Make Pluto A Planet Again: NASA's New Definition For Planets May Reinstate Pluto

Can Pluto be brought back to an official planetary status once again?

In 2006, Pluto was demoted to a dwarf planet, which excluded it from the solar system's official neighborhood. Caltech researcher Mike Brown, the same scientist who detected another Earth-like exoplanet beyond Neptune, facilitated this demotion.

Now, NASA has released a new manifesto that proposes an entirely different way of defining planets. If this proposal holds true, more than 100 new planets will be added to the solar system, possibly adding the moon and Pluto.

Make Pluto A Planet Again

What does it take to consider a cosmic body a planet? By definition, which is taken from the International Astronomical Union, a planet is celestial body that orbits around the sun, has a nearly round shape, and has cleared the neighborhood around its orbit.

All of that may soon change. A team of NASA researchers led by Alan Stern, principal investigator of the New Horizons' Pluto mission, plans to redefine what a planet is in very simple terms.

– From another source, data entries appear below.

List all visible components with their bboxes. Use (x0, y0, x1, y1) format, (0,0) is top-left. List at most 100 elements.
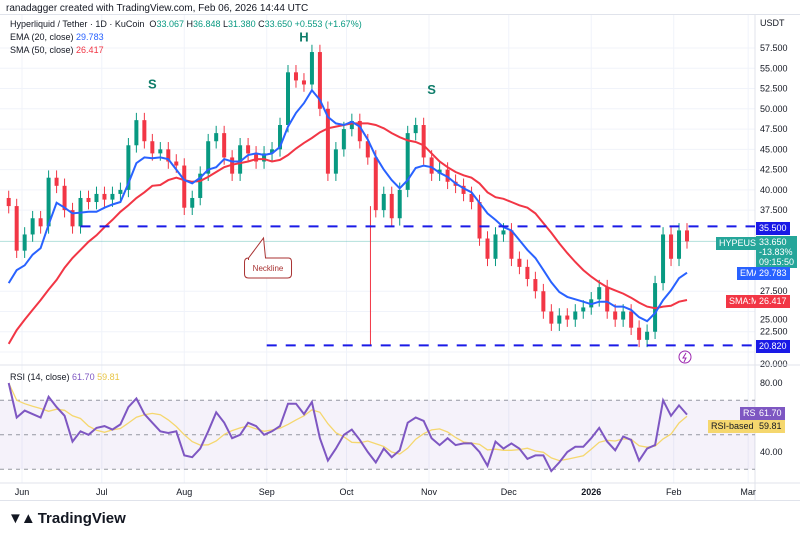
price-axis-label: 50.000 (760, 104, 788, 114)
candle (166, 149, 171, 162)
candle (405, 133, 410, 190)
time-axis-label: Nov (421, 487, 438, 497)
candle (62, 185, 67, 211)
candle (126, 145, 131, 190)
left-shoulder-label: S (148, 77, 157, 92)
candle (573, 311, 578, 320)
ema-legend[interactable]: EMA (20, close) 29.783 (10, 31, 362, 44)
open-label: O (149, 19, 157, 29)
rsi-name-tag: RSI (740, 407, 762, 420)
rsi-value-tag: 61.70 (756, 407, 785, 420)
candle (541, 291, 546, 312)
neckline-callout-text: Neckline (253, 264, 284, 273)
candle (549, 311, 554, 324)
candle (461, 185, 466, 194)
candle (645, 331, 650, 340)
candle (525, 266, 530, 280)
candle (637, 327, 642, 340)
candle (317, 52, 322, 109)
candle (22, 234, 27, 251)
candle (190, 197, 195, 208)
candle (597, 287, 602, 300)
high-value: 36.848 (192, 19, 221, 29)
bar-countdown: 09:15:50 (759, 257, 795, 267)
candle (533, 279, 538, 292)
candle (365, 141, 370, 158)
candle (293, 72, 298, 81)
candle (325, 108, 330, 174)
time-axis-label: 2026 (581, 487, 601, 497)
time-axis-label: Oct (340, 487, 355, 497)
rsi-legend[interactable]: RSI (14, close) 61.70 59.81 (10, 372, 120, 382)
price-axis-label: 25.000 (760, 314, 788, 324)
candle (333, 149, 338, 174)
neckline-callout-box (244, 236, 293, 279)
candle (669, 234, 674, 259)
open-value: 33.067 (156, 19, 184, 29)
chart-frame[interactable] (0, 14, 800, 501)
candle (517, 258, 522, 267)
tradingview-logo[interactable]: ▼▲ TradingView (8, 510, 126, 527)
candle (46, 177, 51, 227)
rsi-ma-value-tag: 59.81 (756, 420, 785, 433)
right-shoulder-label: S (427, 82, 436, 97)
candle (70, 210, 75, 227)
candle (605, 287, 610, 312)
candle (206, 141, 211, 174)
candle (309, 52, 314, 85)
candle (6, 197, 11, 207)
candle (349, 120, 354, 130)
price-axis-label: 47.500 (760, 124, 788, 134)
price-axis-label: 57.500 (760, 43, 788, 53)
price-axis-label: 22.500 (760, 327, 788, 337)
candle (86, 197, 91, 203)
candle (445, 169, 450, 182)
candle (477, 202, 482, 239)
candle (565, 315, 570, 320)
candle (557, 315, 562, 324)
candle (238, 145, 243, 174)
time-axis-label: Aug (176, 487, 192, 497)
candle (677, 230, 682, 259)
close-label: C (258, 19, 265, 29)
candle (150, 141, 155, 154)
candle (381, 193, 386, 211)
price-axis-label: 55.000 (760, 63, 788, 73)
sma-legend[interactable]: SMA (50, close) 26.417 (10, 44, 362, 57)
chart-credit: ranadagger created with TradingView.com,… (6, 3, 309, 14)
symbol-legend[interactable]: Hyperliquid / Tether · 1D · KuCoin O33.0… (10, 18, 362, 31)
candle (198, 173, 203, 198)
candle (102, 193, 107, 200)
currency-label[interactable]: USDT (760, 18, 785, 28)
candle (485, 238, 490, 259)
ema-value: 29.783 (76, 32, 104, 42)
candle (421, 125, 426, 158)
head-label: H (299, 30, 308, 45)
price-axis-label: 42.500 (760, 165, 788, 175)
sma-price-tag: 26.417 (756, 295, 790, 308)
candle (142, 120, 147, 142)
last-price: 33.650 (759, 237, 787, 247)
candle (661, 234, 666, 284)
candle (397, 189, 402, 219)
candle (685, 230, 689, 242)
candle (158, 149, 163, 154)
candle (254, 153, 259, 162)
candle (301, 80, 306, 85)
ema-label: EMA (20, close) (10, 32, 74, 42)
ema20-line (7, 88, 688, 323)
candle (278, 125, 283, 150)
brand-name: TradingView (37, 510, 126, 527)
rsi-label: RSI (14, close) (10, 372, 70, 382)
candle (613, 311, 618, 320)
low-label: L (223, 19, 229, 29)
candle (357, 120, 362, 142)
alert-flash-icon (678, 350, 692, 364)
alert-flash-icon-bolt (682, 352, 687, 363)
support-price-tag: 20.820 (756, 340, 790, 353)
candle (270, 149, 275, 154)
candle (110, 193, 115, 200)
change-value: +0.553 (+1.67%) (294, 19, 362, 29)
ema-price-tag: 29.783 (756, 267, 790, 280)
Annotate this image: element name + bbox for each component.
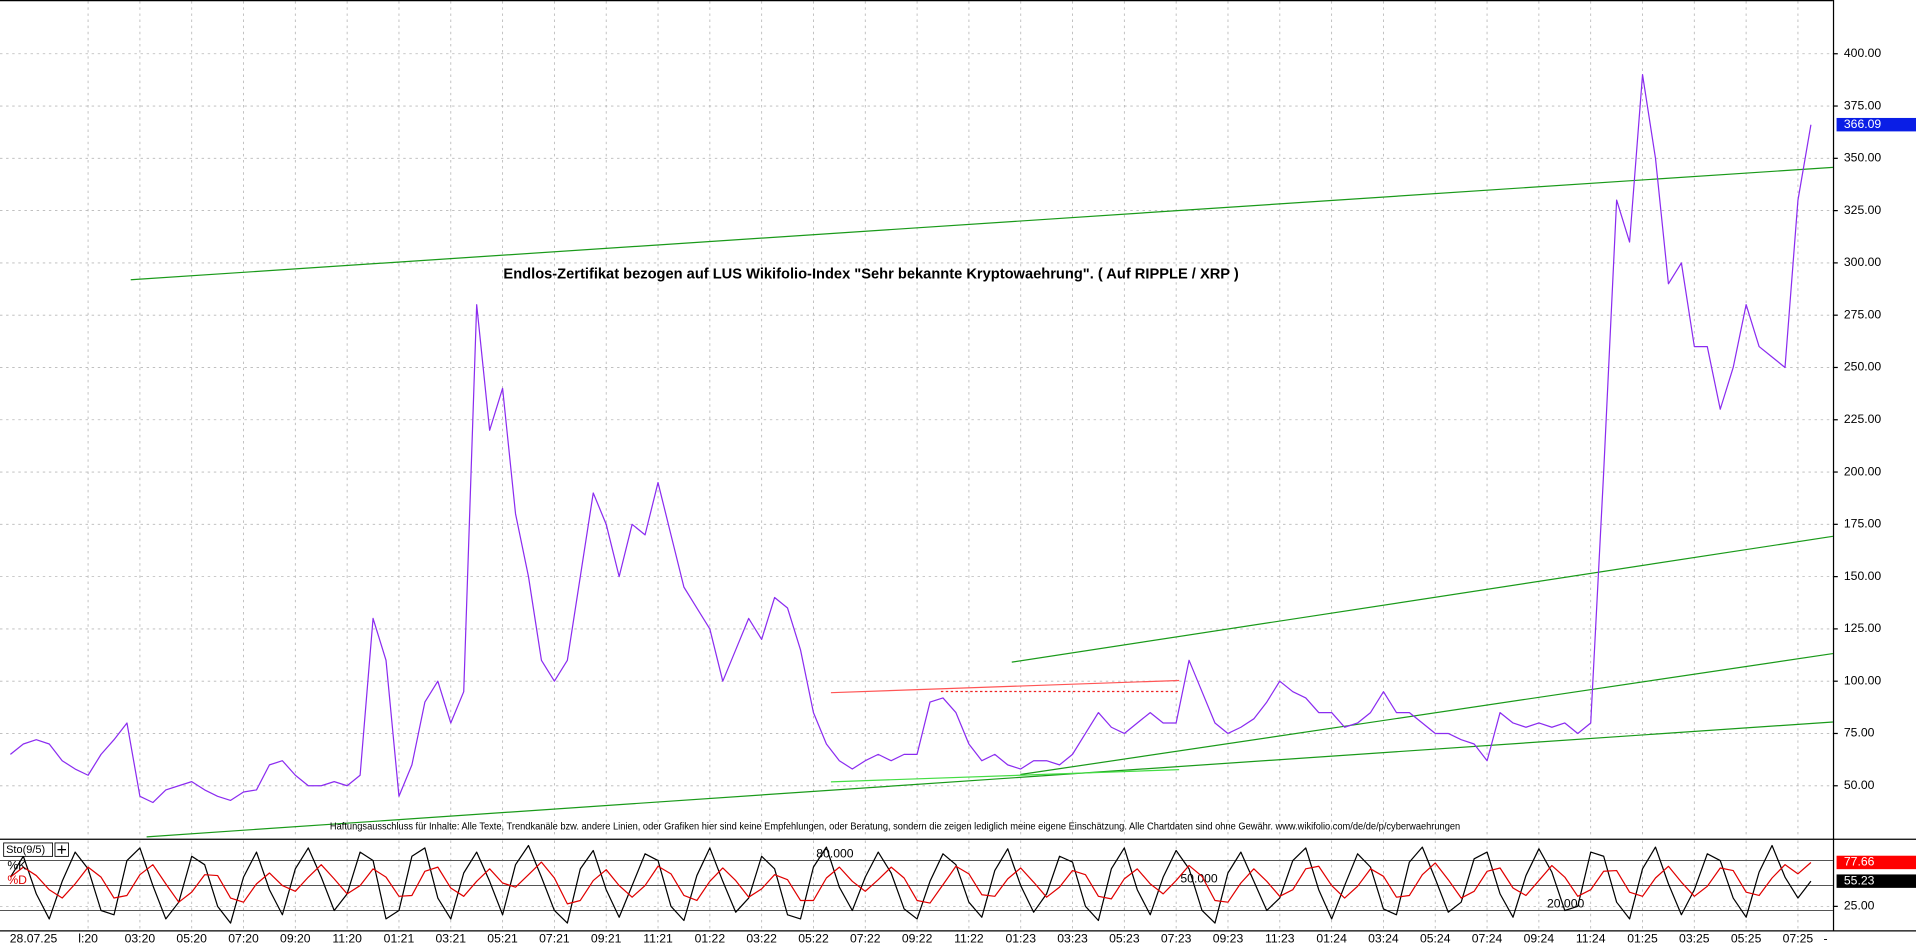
last-value-label: 55.23 <box>1844 873 1875 887</box>
y-tick-label: 50.00 <box>1844 778 1875 792</box>
x-tick-label: 01:23 <box>1005 932 1036 946</box>
trendline <box>830 679 1180 694</box>
x-tick-label: 05:21 <box>487 932 518 946</box>
y-tick-label: 275.00 <box>1844 307 1882 321</box>
x-tick-label: 09:20 <box>280 932 311 946</box>
last-value-box <box>1836 874 1916 888</box>
x-tick-label: 03:24 <box>1368 932 1399 946</box>
y-tick-label: 250.00 <box>1844 360 1882 374</box>
trendlines <box>130 166 1834 838</box>
x-tick-label: 07:22 <box>850 932 881 946</box>
level-label: 50.000 <box>1180 872 1218 886</box>
trendline <box>1011 535 1834 663</box>
x-tick-label: 07:21 <box>539 932 570 946</box>
y-tick-label: 350.00 <box>1844 151 1882 165</box>
trendline <box>130 166 1833 281</box>
x-tick-label: 11:23 <box>1265 932 1295 946</box>
x-tick-label: 01:22 <box>695 932 726 946</box>
date-label: 28.07.25 <box>10 932 58 946</box>
x-tick-label: 01:21 <box>384 932 415 946</box>
x-tick-label: 03:20 <box>125 932 156 946</box>
y-tick-label: 75.00 <box>1844 726 1875 740</box>
grid <box>0 1 1838 930</box>
y-tick-label: 400.00 <box>1844 46 1882 60</box>
x-tick-label: 07:23 <box>1161 932 1192 946</box>
indicator-box <box>3 842 53 857</box>
last-value-box <box>1836 117 1916 132</box>
x-tick-label: 09:21 <box>591 932 622 946</box>
x-tick-label: 11:21 <box>643 932 673 946</box>
y-tick-label: 225.00 <box>1844 412 1882 426</box>
indicator-name: Sto(9/5) <box>6 844 45 856</box>
disclaimer: Haftungsausschluss für Inhalte: Alle Tex… <box>330 822 1460 833</box>
x-tick-label: 09:22 <box>902 932 933 946</box>
trendline <box>830 769 1180 783</box>
x-tick-label: 07:20 <box>228 932 259 946</box>
plot: 50.00 75.00 100.00 125.00 150.00 175.00 200.00… <box>9 46 1916 946</box>
legend-label: %D <box>7 873 27 887</box>
x-tick-label: 07:25 <box>1783 932 1814 946</box>
annotation-title: Endlos-Zertifikat bezogen auf LUS Wikifo… <box>503 267 1238 283</box>
y-tick-label: 375.00 <box>1844 98 1882 112</box>
y-tick-label: 25.00 <box>1844 899 1875 913</box>
x-tick-label: 09:24 <box>1524 932 1555 946</box>
x-tick-label: 03:21 <box>436 932 467 946</box>
y-tick-label: 150.00 <box>1844 569 1882 583</box>
plus-icon <box>57 845 66 854</box>
scroll-arrow[interactable]: - <box>1824 932 1828 946</box>
x-tick-label: 09:23 <box>1213 932 1244 946</box>
series-line <box>10 74 1812 804</box>
x-tick-label: 05:23 <box>1109 932 1140 946</box>
x-tick-label: 05:25 <box>1731 932 1762 946</box>
series-line <box>10 861 1812 905</box>
trendline <box>146 721 1833 838</box>
last-value-box <box>1836 855 1916 870</box>
last-value-label: 366.09 <box>1844 117 1882 131</box>
y-tick-label: 125.00 <box>1844 621 1882 635</box>
x-tick-label: 05:24 <box>1420 932 1451 946</box>
x-tick-label: 03:22 <box>746 932 777 946</box>
y-tick-label: 175.00 <box>1844 517 1882 531</box>
x-tick-label: 11:24 <box>1576 932 1606 946</box>
x-tick-label: 01:25 <box>1627 932 1658 946</box>
x-tick-label: 05:22 <box>798 932 829 946</box>
x-tick-label: 03:23 <box>1057 932 1088 946</box>
x-tick-label: l:20 <box>78 932 98 946</box>
x-tick-label: 01:24 <box>1316 932 1347 946</box>
y-tick-label: 300.00 <box>1844 255 1882 269</box>
x-tick-label: 05:20 <box>176 932 207 946</box>
x-tick-label: 11:20 <box>332 932 362 946</box>
level-label: 80.000 <box>816 847 854 861</box>
series-line <box>9 844 1812 924</box>
x-tick-label: 03:25 <box>1679 932 1710 946</box>
y-tick-label: 200.00 <box>1844 464 1882 478</box>
y-tick-label: 100.00 <box>1844 673 1882 687</box>
y-tick-label: 325.00 <box>1844 203 1882 217</box>
x-tick-label: 07:24 <box>1472 932 1503 946</box>
x-tick-label: 11:22 <box>954 932 984 946</box>
legend-label: %K <box>7 858 26 872</box>
last-value-label: 77.66 <box>1844 855 1875 869</box>
trendline <box>1020 652 1833 776</box>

For them, planets are "round objects in space that are smaller than stars." If this definition gets accepted by the IAU, it means that even the moon can potentially be classified a planet.

The key point that Stern and his colleagues hope to get approved is that cosmic objects in the solar system no longer need to be orbiting around the sun to be classified a planet.

The researchers say scientists should be considering the object's intrinsic physical properties, not its interaction with stars, which they believe holds more merit. They also argue that the current definition of planets is "inherently flawed."

For instance, the definition only classifies cosmic objects that orbit around the sun as planets, excluding those orbiting other stars or those orbiting freely as "rogue planets."

Second, the current definition requires zone-clearing, a criterion that no planet in the solar system satisfies. Stern and his colleagues explained that small cosmic objects constantly fly through planetary orbits.

Lastly, the researchers argue that the zone-clearing means calculations used to confirm if a cosmic object is a planet must be dependent on distance because a neighborhood around its orbit must be cleared out.

"Even an Earth-sized object in the Kuiper Belt would not clear its zone," the authors said.

New Horizons Flyby

In 2015, Stern spoke to Business Insider and said astronomers should not be the ones deciding what can be classified as planets. He said planetary scientists should have the authority over this jurisdiction, because they know more about the subject.

That same year, Stern and his team received incredible data from the New Horizons Pluto flyby.

"When we look at an object like Pluto, we don't know what else to call it," he added.

The team's full proposal can be read online. It has been submitted to the IAU for consideration.